観光立国という勘違い。

 世界遺産があれば人は訪れるだろうし交通の利便性が確保されれば人の出入りが発生するでしょう。しかし、それは物流のお話であり(経済として複雑に連鎖しているでしょうけれど)観光地として世界的な立ち位置を確保したことにはならない。オリンピックや各種の万博的なイベントことで人はある一瞬そこに集中するがそれは長い目で見た場合の経済にも文化にも慣習にもならない。例え琵琶湖が世界遺産になったところで訪れる人が「世界遺産だから訪れる」のか「何故世界遺産かを考えて訪れる」のだろうかと考えた場合、今、日本の観光業全般に携わっている人たちは前者の理由で人が訪れると考えている傾向にあるように思います。日本の観光面の魅力はそこには薄いように思います。歴史的な事物をシンボル化してそれに付随するハードに人を呼び込むという反応が起きている層というかニーズに対してはそれで充分かもしれませんが、「あめ攻撃」もあめがなくなれば終わり。まぁ、このタイプの起案に落ち着く方っていうのは、長いサイクルで物事を考えてますって言葉で言いながら、実はびっくりするぐらい短いサイクルで物事に取り組んでいる方が多い。つまり、長いと感じておられることが、絶対的な規準値において非常に短い場合が多い。これではそこの地にしっかりと根付く「文化」や「慣習」にはならないから当然の如く「経済」にもならない。つまり、「教育」にも繋がらない。しかし、最後の開き直りで「人が訪れないより訪れる方がいいでしょう。」という自分自身の視野や見聞や英知の限界を超えようと努力しない人は「人が訪れる」ことが目的になり「何のために訪れる」のかの部分が希薄になる。

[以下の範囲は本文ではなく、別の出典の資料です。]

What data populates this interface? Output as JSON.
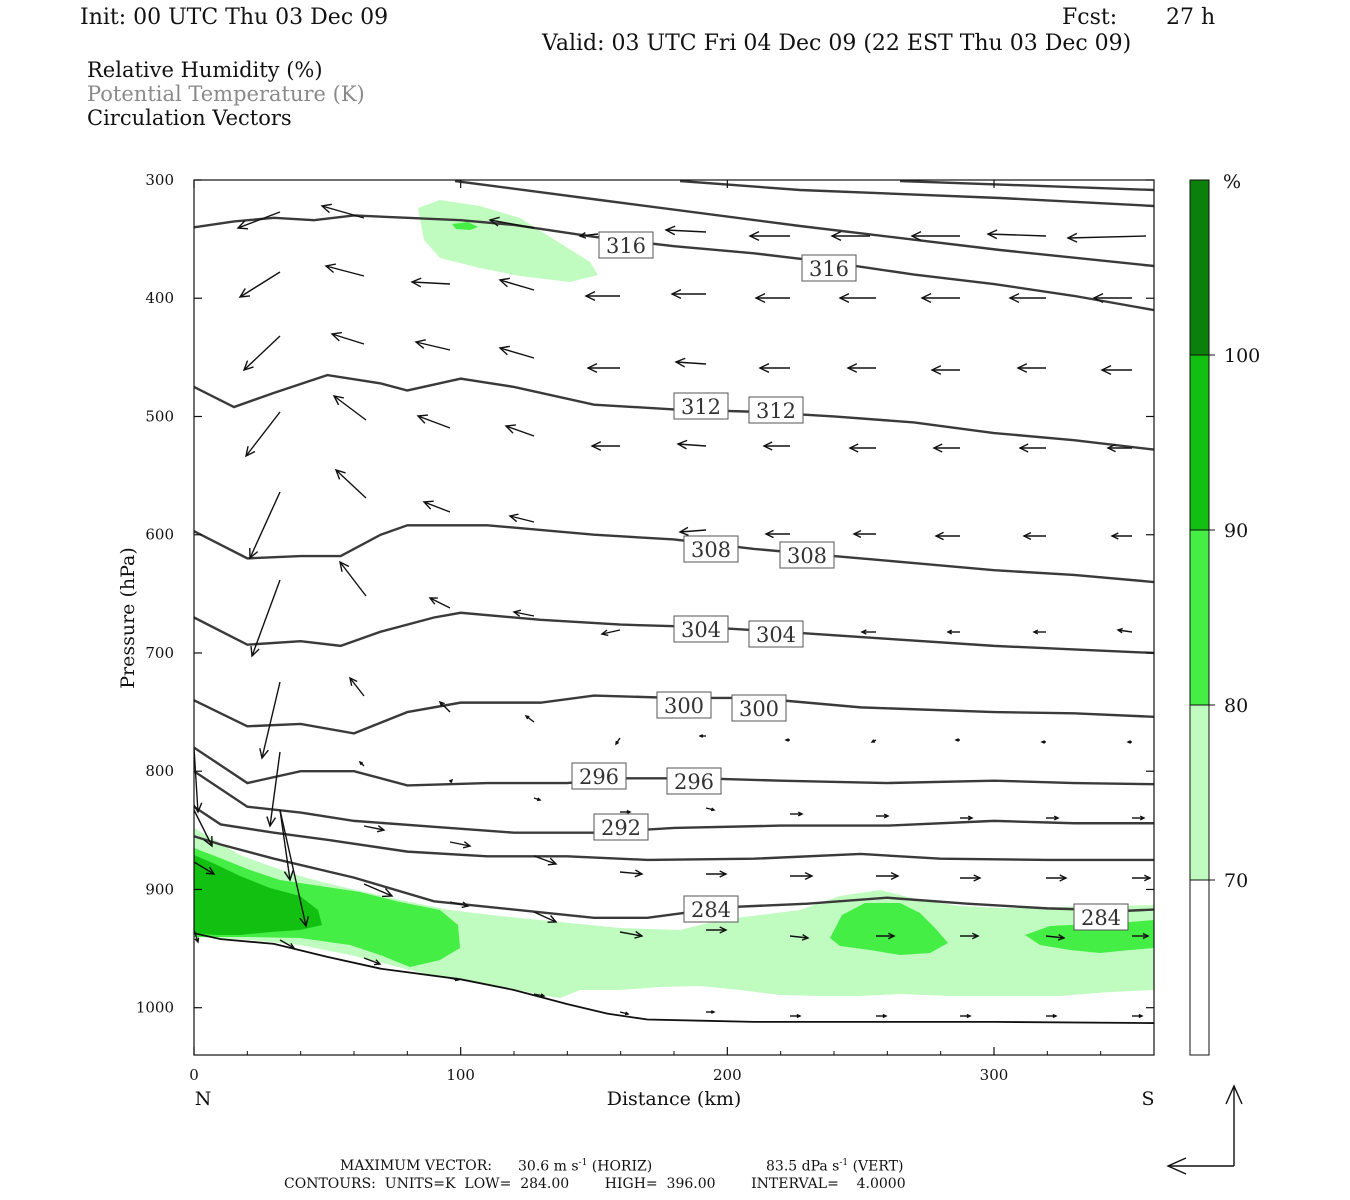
{
  "header": {
    "init": "Init: 00 UTC Thu 03 Dec 09",
    "fcst_label": "Fcst:",
    "fcst_value": "27 h",
    "valid": "Valid: 03 UTC Fri 04 Dec 09 (22 EST Thu 03 Dec 09)"
  },
  "legend": {
    "line1": "Relative Humidity (%)",
    "line2": "Potential Temperature (K)",
    "line3": "Circulation Vectors"
  },
  "footer": {
    "max_vector_label": "MAXIMUM VECTOR:",
    "max_horiz": "30.6 m s",
    "horiz_tag": "(HORIZ)",
    "max_vert": "83.5 dPa s",
    "vert_tag": "(VERT)",
    "exp": "-1",
    "contours": "CONTOURS:  UNITS=K  LOW=  284.00        HIGH=  396.00        INTERVAL=    4.0000"
  },
  "chart_data": {
    "type": "cross-section",
    "xlabel": "Distance (km)",
    "ylabel": "Pressure (hPa)",
    "xlim": [
      0,
      360
    ],
    "ylim": [
      1040,
      300
    ],
    "x_ticks": [
      "0",
      "100",
      "200",
      "300"
    ],
    "y_ticks": [
      "300",
      "400",
      "500",
      "600",
      "700",
      "800",
      "900",
      "1000"
    ],
    "x_end_labels": {
      "left": "N",
      "right": "S"
    },
    "colorbar": {
      "unit": "%",
      "levels": [
        "70",
        "80",
        "90",
        "100"
      ],
      "colors": [
        "#ffffff",
        "#c0fcc0",
        "#44ee44",
        "#11c011",
        "#0b800b"
      ]
    },
    "theta_contours": [
      {
        "value": 316,
        "labels": [
          "316",
          "316"
        ],
        "points": [
          [
            0,
            340
          ],
          [
            15,
            335
          ],
          [
            30,
            332
          ],
          [
            45,
            334
          ],
          [
            60,
            330
          ],
          [
            80,
            332
          ],
          [
            100,
            334
          ],
          [
            120,
            338
          ],
          [
            150,
            348
          ],
          [
            180,
            356
          ],
          [
            210,
            362
          ],
          [
            240,
            370
          ],
          [
            270,
            380
          ],
          [
            300,
            388
          ],
          [
            330,
            398
          ],
          [
            360,
            410
          ]
        ]
      },
      {
        "value": 312,
        "labels": [
          "312",
          "312"
        ],
        "points": [
          [
            0,
            475
          ],
          [
            15,
            492
          ],
          [
            30,
            480
          ],
          [
            50,
            465
          ],
          [
            70,
            472
          ],
          [
            80,
            478
          ],
          [
            100,
            468
          ],
          [
            120,
            475
          ],
          [
            150,
            490
          ],
          [
            180,
            494
          ],
          [
            210,
            496
          ],
          [
            240,
            500
          ],
          [
            270,
            505
          ],
          [
            300,
            514
          ],
          [
            330,
            520
          ],
          [
            360,
            528
          ]
        ]
      },
      {
        "value": 308,
        "labels": [
          "308",
          "308"
        ],
        "points": [
          [
            0,
            597
          ],
          [
            20,
            620
          ],
          [
            40,
            618
          ],
          [
            55,
            618
          ],
          [
            70,
            600
          ],
          [
            80,
            592
          ],
          [
            110,
            592
          ],
          [
            150,
            600
          ],
          [
            180,
            604
          ],
          [
            210,
            612
          ],
          [
            240,
            618
          ],
          [
            270,
            624
          ],
          [
            300,
            630
          ],
          [
            330,
            634
          ],
          [
            360,
            640
          ]
        ]
      },
      {
        "value": 304,
        "labels": [
          "304",
          "304"
        ],
        "points": [
          [
            0,
            670
          ],
          [
            20,
            693
          ],
          [
            40,
            690
          ],
          [
            55,
            694
          ],
          [
            70,
            682
          ],
          [
            90,
            670
          ],
          [
            100,
            666
          ],
          [
            130,
            672
          ],
          [
            160,
            676
          ],
          [
            190,
            678
          ],
          [
            220,
            682
          ],
          [
            260,
            688
          ],
          [
            300,
            694
          ],
          [
            330,
            697
          ],
          [
            360,
            700
          ]
        ]
      },
      {
        "value": 300,
        "labels": [
          "300",
          "300"
        ],
        "points": [
          [
            0,
            740
          ],
          [
            20,
            762
          ],
          [
            40,
            760
          ],
          [
            60,
            768
          ],
          [
            80,
            750
          ],
          [
            100,
            742
          ],
          [
            130,
            742
          ],
          [
            150,
            736
          ],
          [
            180,
            738
          ],
          [
            210,
            738
          ],
          [
            250,
            746
          ],
          [
            300,
            750
          ],
          [
            330,
            751
          ],
          [
            360,
            754
          ]
        ]
      },
      {
        "value": 296,
        "labels": [
          "296",
          "296"
        ],
        "points": [
          [
            0,
            780
          ],
          [
            20,
            810
          ],
          [
            40,
            800
          ],
          [
            60,
            800
          ],
          [
            80,
            812
          ],
          [
            110,
            810
          ],
          [
            140,
            810
          ],
          [
            160,
            806
          ],
          [
            190,
            806
          ],
          [
            220,
            808
          ],
          [
            260,
            810
          ],
          [
            300,
            808
          ],
          [
            330,
            810
          ],
          [
            360,
            811
          ]
        ]
      },
      {
        "value": 292,
        "labels": [
          "292"
        ],
        "points": [
          [
            0,
            800
          ],
          [
            20,
            830
          ],
          [
            40,
            835
          ],
          [
            60,
            842
          ],
          [
            90,
            847
          ],
          [
            120,
            852
          ],
          [
            150,
            852
          ],
          [
            180,
            848
          ],
          [
            220,
            846
          ],
          [
            260,
            846
          ],
          [
            300,
            842
          ],
          [
            330,
            844
          ],
          [
            360,
            844
          ]
        ]
      },
      {
        "value": 288,
        "labels": [],
        "points": [
          [
            0,
            830
          ],
          [
            10,
            845
          ],
          [
            30,
            852
          ],
          [
            50,
            858
          ],
          [
            80,
            868
          ],
          [
            110,
            872
          ],
          [
            140,
            872
          ],
          [
            170,
            875
          ],
          [
            210,
            874
          ],
          [
            250,
            870
          ],
          [
            280,
            874
          ],
          [
            320,
            875
          ],
          [
            360,
            875
          ]
        ]
      },
      {
        "value": 284,
        "labels": [
          "284",
          "284"
        ],
        "points": [
          [
            0,
            855
          ],
          [
            10,
            862
          ],
          [
            30,
            874
          ],
          [
            60,
            890
          ],
          [
            90,
            910
          ],
          [
            120,
            917
          ],
          [
            150,
            924
          ],
          [
            170,
            924
          ],
          [
            200,
            915
          ],
          [
            230,
            912
          ],
          [
            260,
            907
          ],
          [
            290,
            912
          ],
          [
            320,
            916
          ],
          [
            350,
            918
          ],
          [
            360,
            917
          ]
        ]
      }
    ],
    "terrain": [
      [
        0,
        937
      ],
      [
        10,
        942
      ],
      [
        30,
        946
      ],
      [
        50,
        957
      ],
      [
        70,
        967
      ],
      [
        100,
        976
      ],
      [
        120,
        985
      ],
      [
        140,
        997
      ],
      [
        155,
        1005
      ],
      [
        170,
        1010
      ],
      [
        190,
        1011
      ],
      [
        210,
        1012
      ],
      [
        250,
        1012
      ],
      [
        300,
        1012
      ],
      [
        360,
        1013
      ]
    ]
  }
}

 で、観光なんとかという事業がいつものことながら目白押しですが、日本の四季の移ろいが映えるのは中途半端なハコモノでも、メディアにコントロールされた仮想シンボルでも、一昔前の歴史の澱への回帰でもないと思うのですが。日本人は本当に日本の良さを知らないと言われてても仕方ないと思います。小手先の付け刃ではぬかに傷跡は残せない。それよりも、しんしんと降る新雪の上に、広大な砂浜に残る風の軌跡を見て人それぞれが何かを想えるような魅力にフォーカスしてほしいものです。